Harriman, TN was incorporated in 1891, and is the hometown of your humble webmaster. A small town located in Roane County, TN, about thirty-five miles west of Knoxville, Harriman was proclaimed to be the ideal town when it was founded. The cornerstone of the new city rested on the absence of "demon rum."
Harriman was named for Union General Walter Harriman, a mayor of New Hampshire, who had mentioned that the area would be a great place for a city while camping there during the Civil War. The movement to incorporate Harriman was another Union General, named Clinton Fisk, who founded Fisk University. For the first several decades, Harriman relied on the steel industry for it's economy, and rivaled Pittsburgh in steel production. The flood of 1929, coupled with the Great Depression, put an end to this, and Harriman has been only a small, quaint town since then. Harriman remained a dry city, in keeping with the "high moral character" on which it was established.
In 1994, 103 years after Harriman was founded, the residents of Harriman narrowly voted to remove the ban on alcohol, and Harriman became a wet city. Some residents were enraged, pointing to the city's founding as being opposed to any sale of alcohol (actually, alcohol had been sold to Harriman residents for decades, either in other cities, or illegally by bootleggers).

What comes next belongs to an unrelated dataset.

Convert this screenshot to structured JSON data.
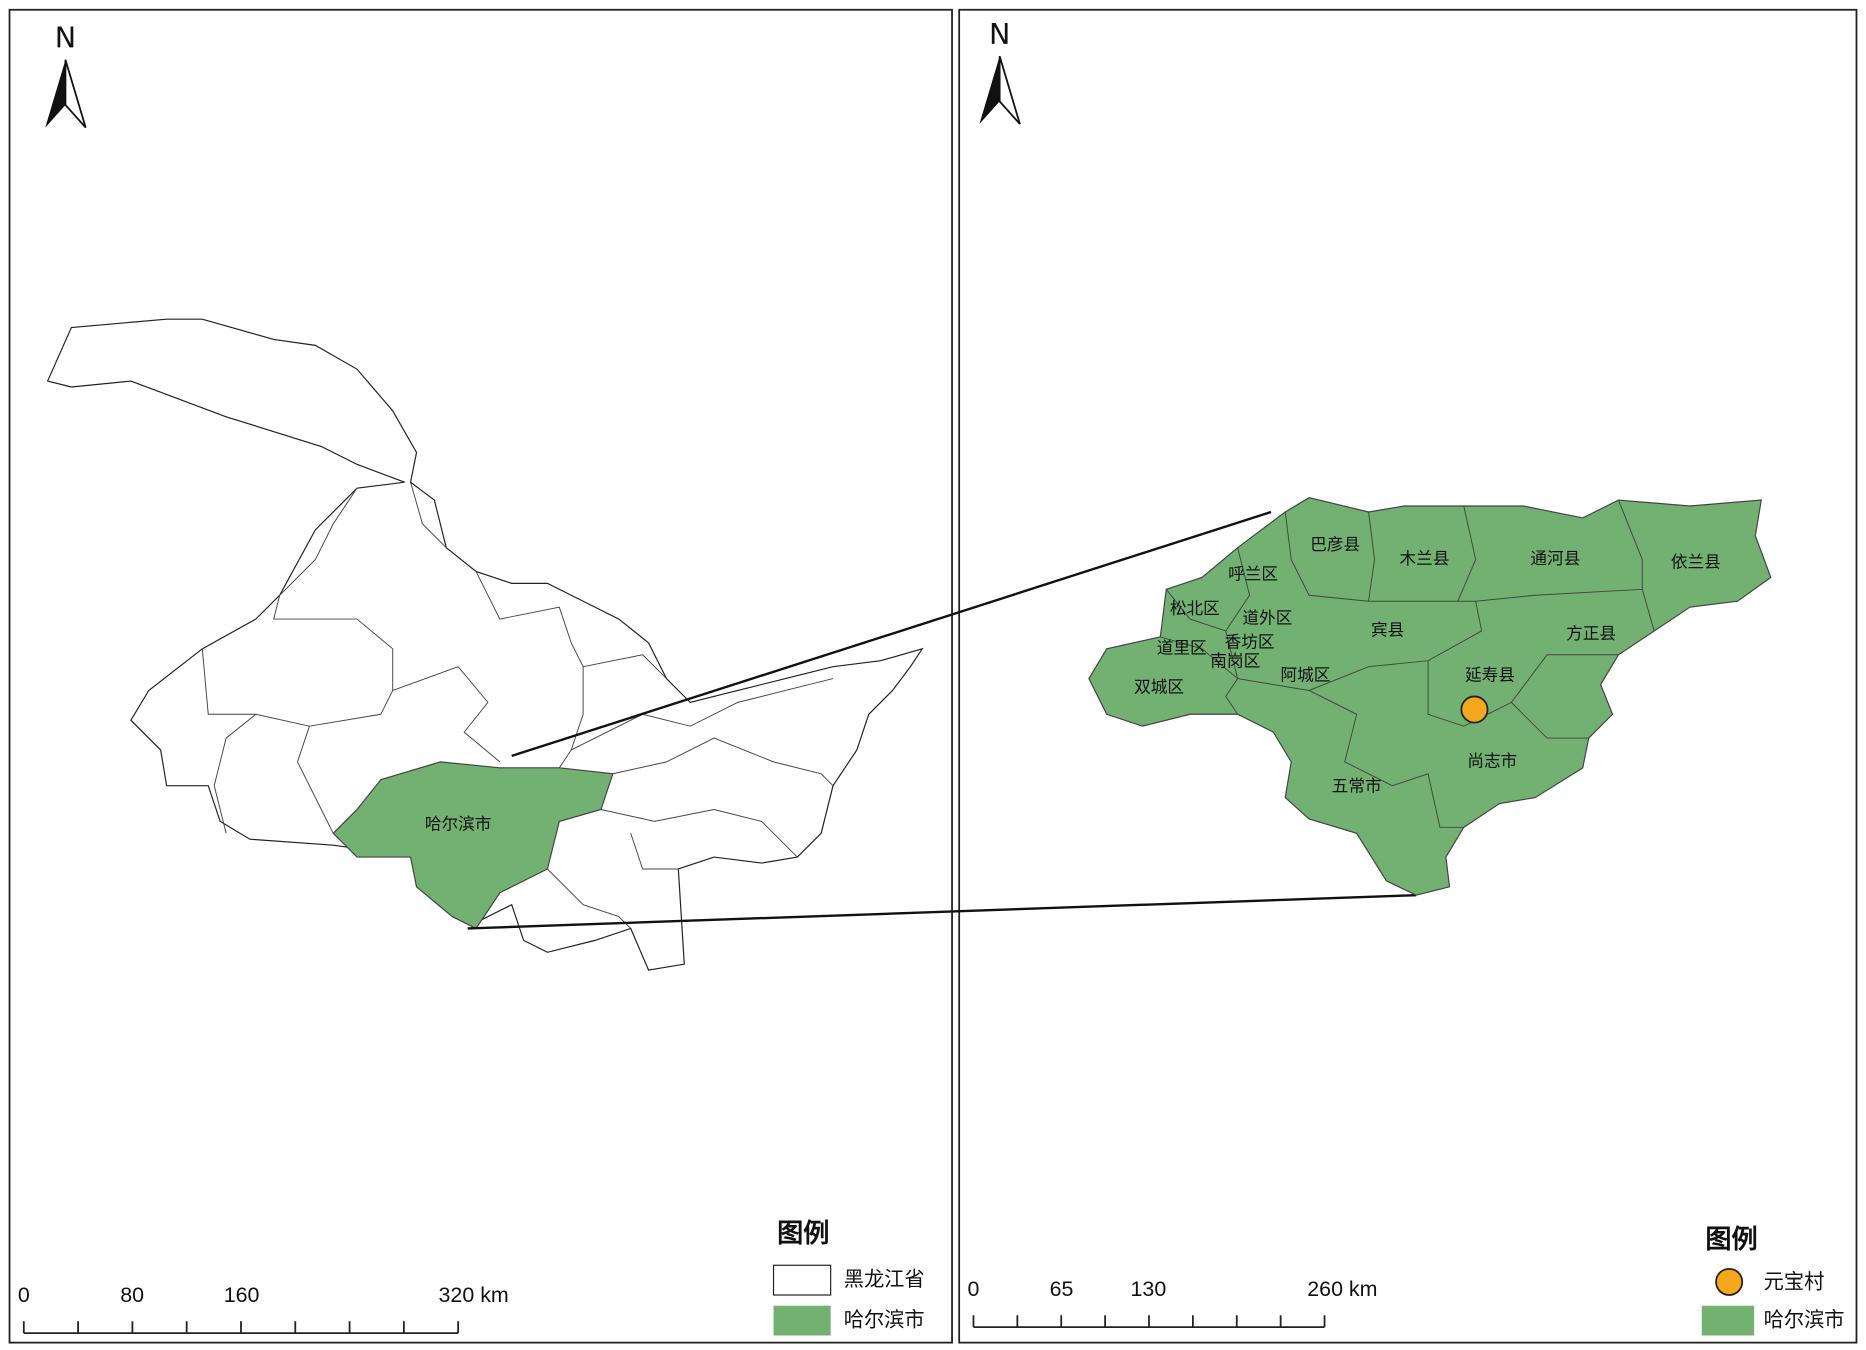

Perhaps it was the reverse of the stance on alcohol that aroused spirits inside the Temperance Building, which serves as City Hall for Harriman, as well as a local museum. For years, there had been tales of ghosts haunting the historic building. These ghosts have generally been of a docile bunch, and have been heard walking around in the building after dark. Ghostly apparitions have also been seen peering out the windows as well. No identity has been definitely established for the ghosts, and they have been reported to be the ghosts of Fisk, Harriman, early councilmen, Civil War soldiers, and countless others.
If you visit downtown Harriman, stop at the Temperance Building. You will not regret it. Be sure to leave your brew behind, or you might annoy some other spirits.